His rambling and desultory pabulum is in obvious response to a previous column that I wrote and published, titled “Kufuor Has Been Sabotaging Akufo-Addo Since 2008.” A frontal rejoinder to Mr. Ben Ephson’s talk-radio interview on the same subject, the contents are self-explanatory; and so I wouldn’t bother to rehash the same here. What bears emphasizing here, however, is that when it comes to the subject of former President John Agyekum-Kufuor, I defer to absolutely no one! Scarcely any Ghanaian journalist and/or writer has written more in defense of the man and his legacy, or whatever may now be left of the latter, than the present writer. And so if the occasion has arisen for me to write anything critical of the man, it must be with and for a good reason. You cannot, of course, say the same thing for Dr. Trokosi who is so full of his own self-importance that he has never quite learned where to place his academic credentials in relation to his byline or name.
Nearly everything this Trokosi Nationalist has written about the NPP leaders has been nothing short of vitriol, except for rascals and ideological traitors like Drs.

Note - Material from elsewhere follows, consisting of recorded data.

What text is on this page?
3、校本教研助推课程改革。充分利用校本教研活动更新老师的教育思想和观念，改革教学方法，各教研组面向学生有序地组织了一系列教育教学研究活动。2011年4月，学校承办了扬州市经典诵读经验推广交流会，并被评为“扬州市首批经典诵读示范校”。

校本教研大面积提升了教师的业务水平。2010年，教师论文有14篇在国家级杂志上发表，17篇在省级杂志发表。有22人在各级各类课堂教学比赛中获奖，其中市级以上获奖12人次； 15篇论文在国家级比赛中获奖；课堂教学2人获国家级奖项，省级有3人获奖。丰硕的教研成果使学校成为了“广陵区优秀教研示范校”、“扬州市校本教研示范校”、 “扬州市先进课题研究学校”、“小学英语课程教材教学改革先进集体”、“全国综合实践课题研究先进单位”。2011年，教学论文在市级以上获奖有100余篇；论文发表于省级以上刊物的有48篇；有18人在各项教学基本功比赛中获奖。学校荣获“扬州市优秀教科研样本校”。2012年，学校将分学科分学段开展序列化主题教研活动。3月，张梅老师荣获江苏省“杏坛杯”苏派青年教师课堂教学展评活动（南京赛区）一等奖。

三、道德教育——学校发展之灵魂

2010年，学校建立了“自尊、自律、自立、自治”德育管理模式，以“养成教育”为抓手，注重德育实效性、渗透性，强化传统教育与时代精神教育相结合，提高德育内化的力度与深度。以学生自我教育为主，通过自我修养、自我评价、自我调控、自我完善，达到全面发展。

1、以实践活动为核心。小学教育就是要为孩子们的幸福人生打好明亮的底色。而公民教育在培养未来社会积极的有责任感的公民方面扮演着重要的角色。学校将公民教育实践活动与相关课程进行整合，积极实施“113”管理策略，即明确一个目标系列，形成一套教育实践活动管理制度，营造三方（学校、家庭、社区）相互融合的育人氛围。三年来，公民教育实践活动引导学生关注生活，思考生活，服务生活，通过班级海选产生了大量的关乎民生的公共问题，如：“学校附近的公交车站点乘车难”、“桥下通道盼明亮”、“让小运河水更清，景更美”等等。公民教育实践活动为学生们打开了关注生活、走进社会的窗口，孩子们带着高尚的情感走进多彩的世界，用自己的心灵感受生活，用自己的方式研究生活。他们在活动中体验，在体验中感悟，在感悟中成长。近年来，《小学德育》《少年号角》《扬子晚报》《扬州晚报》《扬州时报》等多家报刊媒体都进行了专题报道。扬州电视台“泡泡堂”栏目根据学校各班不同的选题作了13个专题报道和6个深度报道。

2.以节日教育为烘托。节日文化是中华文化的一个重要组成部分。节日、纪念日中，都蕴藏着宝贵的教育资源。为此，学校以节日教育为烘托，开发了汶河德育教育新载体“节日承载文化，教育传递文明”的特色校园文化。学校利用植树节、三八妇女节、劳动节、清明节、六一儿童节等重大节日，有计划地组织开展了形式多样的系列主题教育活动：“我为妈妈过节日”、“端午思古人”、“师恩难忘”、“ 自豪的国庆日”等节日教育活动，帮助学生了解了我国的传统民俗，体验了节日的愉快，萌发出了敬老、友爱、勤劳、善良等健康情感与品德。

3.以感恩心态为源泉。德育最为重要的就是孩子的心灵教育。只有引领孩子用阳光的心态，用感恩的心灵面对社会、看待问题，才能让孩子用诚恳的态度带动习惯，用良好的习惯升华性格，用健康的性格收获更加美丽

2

McNasty, McHypocrite and McMole. Those of you regular readers of my columns know who these pathological reprobates and opportunistic characters are. Political-treasure hunters, at least one of them has publicly confessed to the same. The Trokosi Nationalist does not seem to know the difference between the Ayoko/Oyoko and the Asona clans. His offerings in this area are sheer travelogues, and so I would not even bother to engage him on the inner familial dynamics of Ghana’s single most important culture and ethnic group. It is not my fault he was born into a tribe and a culture he seems to have no respect and use for, except to constantly rail at Divine Providence for making him a Trokosi Nationalist. That is his own problem. Let him stew in his own brine.
I am also quite certain that many of my readers, including Dr. Trokosi, unfortunately, may not know this because unlike that Anlo-Ewe SOB, I have absolutely no need to toot my horn when what the occasion demands is forthright and selfless contribution to the salutary discourse on national development. Recently, for instance, Dr. Trokosi used the rehashed perennial subject of the place of our indigenous languages in our elementary school curriculum as an occasion for obloquy; he impugned the intelligence and common sense of Prof. Naana Opoku-Agyeman, his former English teacher, because Ghana’s substantive Education Minister had dared to call for the reintroduction of local Ghanaian languages into the country’s elementary academies. His obvious “siege-mentality” angst was that the Akan-majority language would win the battle which, by the way, was not even about the question of a national lingua franca which, by the way, he could do absolutely nothing to halt, were the question to be put on the ballot for a referendum and decided as such.
Dr. Trokosi may very well be getting handsomely paid for the patent and invariable swill he incessantly puts in print and on the ’Net for his tribesmen and women to consume ad nauseam; but it may also interest him to learn that when I decided to edit the grant proposal drafts for both the J. A. Kufuor and Aliu Mahama foundations, per a request from Ms. Dapaah, I did so absolutely gratis. You see, I have authoritatively established my credibility when it comes to writing about momentous matters of Ghana’s socioeconomic, cultural and political development. And yes, Dr. Trokosi is entitled to disdaining my selfless contribution to our nation’s development. But he has absolutely no right or credibility to presume to impugn the same.